Recommended workflow: Define a data view
- Last UpdatedSep 05, 2023
- 10 minute read
This is an introduction to the recommended workflow for creating and defining data views. The following sections show these concepts in action.
Designing and editing a data view is an iterative process. Your first iteration of the data view will likely not work as expected and will require additional iterations. Adjust the included queries and data fields until it meets your requirements.
There are three main steps required to define a data view:
- Including data items (such as streams and assets)
- Including specific data fields
- Arranging them within the data view.
Procedure: Define a data view
This section presents the main concepts behind creating data views.
It is assumed that you are working with streams and assets as described in the stream examples and asset examples. The data views API uses the same authentication scheme as the Sequential Data Store.
Create a data view
Very little information is required to create a new data view. In fact, if you request that the system generate an identifier for the new data view, no information at all is necessary. However, it is recommended to specify a meaningful .Id, because the identifier cannot be changed later without recreating the data view. All other properties are modifiable.

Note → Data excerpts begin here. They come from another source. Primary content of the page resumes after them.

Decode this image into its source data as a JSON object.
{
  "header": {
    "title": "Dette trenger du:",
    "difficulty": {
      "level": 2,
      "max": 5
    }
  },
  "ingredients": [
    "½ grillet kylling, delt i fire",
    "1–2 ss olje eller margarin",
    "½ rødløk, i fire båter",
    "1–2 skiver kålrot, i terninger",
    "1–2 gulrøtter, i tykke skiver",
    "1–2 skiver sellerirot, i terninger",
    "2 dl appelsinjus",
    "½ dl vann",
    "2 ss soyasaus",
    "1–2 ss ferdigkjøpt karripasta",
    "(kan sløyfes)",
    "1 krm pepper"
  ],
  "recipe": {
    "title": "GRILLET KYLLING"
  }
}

This data view does not accomplish anything yet, but it's a starting point.
Action
POST /api/v1/Tenants/{tenantId}/Namespaces/{namespaceId}/DataViews/quickstart
{
"Id": "quickstart"
}
Expected result
A data view with very few properties populated: .Id, .Name, IndexField (default: { "Label": "Timestamp" }), .IndexTypeCode (default: "DateTime"), Shape (default: DataViewShape.Standard, which as a string is "Standard").
HTTP 201 Created
{
"Id": "quickstart",
"Name": "quickstart",
"IndexField": { "Label": "Timestamp" },
"Queries": [],
"DataFieldSets": [],
"GroupingFields": [],
"IndexTypeCode": "DateTime",
"Shape": "Standard"
}
The .Queries property is empty, [ ]. We will address that soon.
Retrieve the data view
To access the data view again, it is available via the GET verb:
Action
GET /api/v1/Tenants/{tenantId}/Namespaces/{namespaceId}/DataViews/quickstart
Expected result
HTTP 200 OK
{
"Id": "quickstart",
"Name": "quickstart",
"IndexField": { "Label": "Timestamp" },
"Queries": [],
"DataFieldSets": [],
"GroupingFields": [],
"IndexTypeCode": "DateTime",
"Shape": "Standard"
}
Add a query for data items
Creating a data view begins with including some data items. This example will use SDS streams.
Action
Use the result of the previous step as the starting point. All following steps will involve modifying the data view definition, or seeing the effects of those modifications.
Add an item to the array of .Queries: { "Id": "weather", Kind: "Stream", "Value":"*weather*" }
PUT /api/v1/Tenants/{tenantId}/Namespaces/{namespaceId}/DataViews/quickstart
{
"Id": "quickstart",
"Name": "quickstart",
"IndexField": { "Label": "Timestamp" },
"Queries": [
{
"Id": "weather",
"Kind": "Stream",
"Value":"*weather*"
}
],
"DataFieldSets": [],
"GroupingFields": [],
"IndexTypeCode": "DateTime",
"Shape": "Standard"
}
Expected result
HTTP 204 No Content
View items found by the query
Data views resolve on a per user basis, executing the queries you defined. The results are available in several "resolved" resources.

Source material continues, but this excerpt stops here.